Brian Cornell, who joined Target as chairman and chief executive officer last year, said the retailer would focus on signature categories such as fashion; home; baby and kids, and wellness. Food was a work in progress. “We’re taking a step back to learn what customers want in terms of food,” Cornell said in November.
Target said the repositioning of food over the next 12 to 18 months will focus on making better-for-you options simple and attainable, providing meal solutions and offering unique selections for everyday occasions and entertaining.
“Our guests tell us they expect Target to inspire them with differentiated food offerings like we do in other areas,” Cornell said, noting that the food reinvention will emphasize key categories such as healthy snacks; coffee and tea; premium sauces and oils; specialty candy; wine and craft beer, and yogurt and granola.
Dament spent more than 19 years in grocery and consumer packaged goods companies such as Supervalu, Safeway, ConAgra Foods subsidiary Grist Mill Co. and Otis Spunkmeyer.
“We want to put our mark on food with products that are uniquely Target,” Cornell said.

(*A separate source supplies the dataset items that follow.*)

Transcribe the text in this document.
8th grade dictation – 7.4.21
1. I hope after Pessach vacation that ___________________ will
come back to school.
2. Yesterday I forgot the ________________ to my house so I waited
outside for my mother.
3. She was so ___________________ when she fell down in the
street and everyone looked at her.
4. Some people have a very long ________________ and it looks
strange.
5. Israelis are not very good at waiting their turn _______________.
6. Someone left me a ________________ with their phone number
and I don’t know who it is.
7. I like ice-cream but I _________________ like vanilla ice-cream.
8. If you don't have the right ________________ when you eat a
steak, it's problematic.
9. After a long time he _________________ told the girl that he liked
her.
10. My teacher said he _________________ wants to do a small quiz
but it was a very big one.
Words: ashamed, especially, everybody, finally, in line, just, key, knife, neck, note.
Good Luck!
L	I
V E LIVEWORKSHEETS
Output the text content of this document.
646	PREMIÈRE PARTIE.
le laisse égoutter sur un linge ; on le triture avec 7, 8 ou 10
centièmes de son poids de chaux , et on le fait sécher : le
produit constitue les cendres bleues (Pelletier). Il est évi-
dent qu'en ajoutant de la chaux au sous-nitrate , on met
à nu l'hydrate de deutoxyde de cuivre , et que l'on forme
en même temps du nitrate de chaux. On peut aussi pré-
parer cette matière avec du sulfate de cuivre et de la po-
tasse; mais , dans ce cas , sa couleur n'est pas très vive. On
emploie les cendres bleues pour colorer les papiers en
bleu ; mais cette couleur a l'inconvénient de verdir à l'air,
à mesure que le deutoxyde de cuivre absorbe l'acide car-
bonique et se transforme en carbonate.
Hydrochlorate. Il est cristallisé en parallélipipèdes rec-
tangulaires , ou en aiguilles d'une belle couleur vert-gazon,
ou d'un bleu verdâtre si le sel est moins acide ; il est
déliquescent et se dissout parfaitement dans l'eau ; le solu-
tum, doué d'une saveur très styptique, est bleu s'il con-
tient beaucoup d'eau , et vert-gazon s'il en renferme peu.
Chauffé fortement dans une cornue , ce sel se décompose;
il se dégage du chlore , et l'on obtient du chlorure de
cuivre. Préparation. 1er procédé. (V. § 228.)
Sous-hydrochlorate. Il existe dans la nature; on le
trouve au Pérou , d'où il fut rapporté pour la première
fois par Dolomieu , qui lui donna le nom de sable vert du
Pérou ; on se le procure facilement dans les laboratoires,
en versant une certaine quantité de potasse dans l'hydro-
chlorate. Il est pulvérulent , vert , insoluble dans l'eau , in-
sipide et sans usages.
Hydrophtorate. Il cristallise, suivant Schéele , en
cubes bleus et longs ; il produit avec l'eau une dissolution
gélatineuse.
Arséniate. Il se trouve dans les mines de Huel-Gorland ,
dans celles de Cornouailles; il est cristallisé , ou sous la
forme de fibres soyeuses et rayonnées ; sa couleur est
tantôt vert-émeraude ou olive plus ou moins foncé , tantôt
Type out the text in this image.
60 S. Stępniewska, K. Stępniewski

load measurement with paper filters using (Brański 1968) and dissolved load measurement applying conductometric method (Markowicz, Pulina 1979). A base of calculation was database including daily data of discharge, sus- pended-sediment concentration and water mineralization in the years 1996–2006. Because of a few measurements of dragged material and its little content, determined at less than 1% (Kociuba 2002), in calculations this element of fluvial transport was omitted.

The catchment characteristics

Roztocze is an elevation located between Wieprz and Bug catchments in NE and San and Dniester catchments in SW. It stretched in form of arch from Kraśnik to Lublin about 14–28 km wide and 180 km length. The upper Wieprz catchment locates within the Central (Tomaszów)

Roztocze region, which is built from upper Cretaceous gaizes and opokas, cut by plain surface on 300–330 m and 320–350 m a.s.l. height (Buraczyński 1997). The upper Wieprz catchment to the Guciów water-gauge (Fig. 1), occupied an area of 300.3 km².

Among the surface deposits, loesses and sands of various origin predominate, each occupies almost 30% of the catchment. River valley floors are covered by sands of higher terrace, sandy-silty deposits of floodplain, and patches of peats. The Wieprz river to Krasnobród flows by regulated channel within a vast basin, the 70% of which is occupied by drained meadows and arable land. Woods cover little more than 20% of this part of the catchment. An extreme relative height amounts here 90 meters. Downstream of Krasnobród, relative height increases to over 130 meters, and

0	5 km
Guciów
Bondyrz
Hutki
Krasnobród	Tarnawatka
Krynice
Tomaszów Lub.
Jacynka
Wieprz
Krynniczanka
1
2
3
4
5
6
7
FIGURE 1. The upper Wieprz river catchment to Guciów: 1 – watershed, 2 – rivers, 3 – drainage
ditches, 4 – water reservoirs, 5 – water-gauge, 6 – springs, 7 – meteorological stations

Target in 2008 began a multiyear initiative, PFresh, which expanded the grocery departments in most stores, resulting in an increase in space for food by 50 percent to 200 percent. Former ceo Gregg Steinhafel saw PFresh as a game changer for the retailer and a chance to close the revenue gap with the behemoth of Wal-Mart. It’s unclear how successful PFresh has been and some retail experts blame it for distracting Target from maintaining its position as a purveyor of cheap-chic products.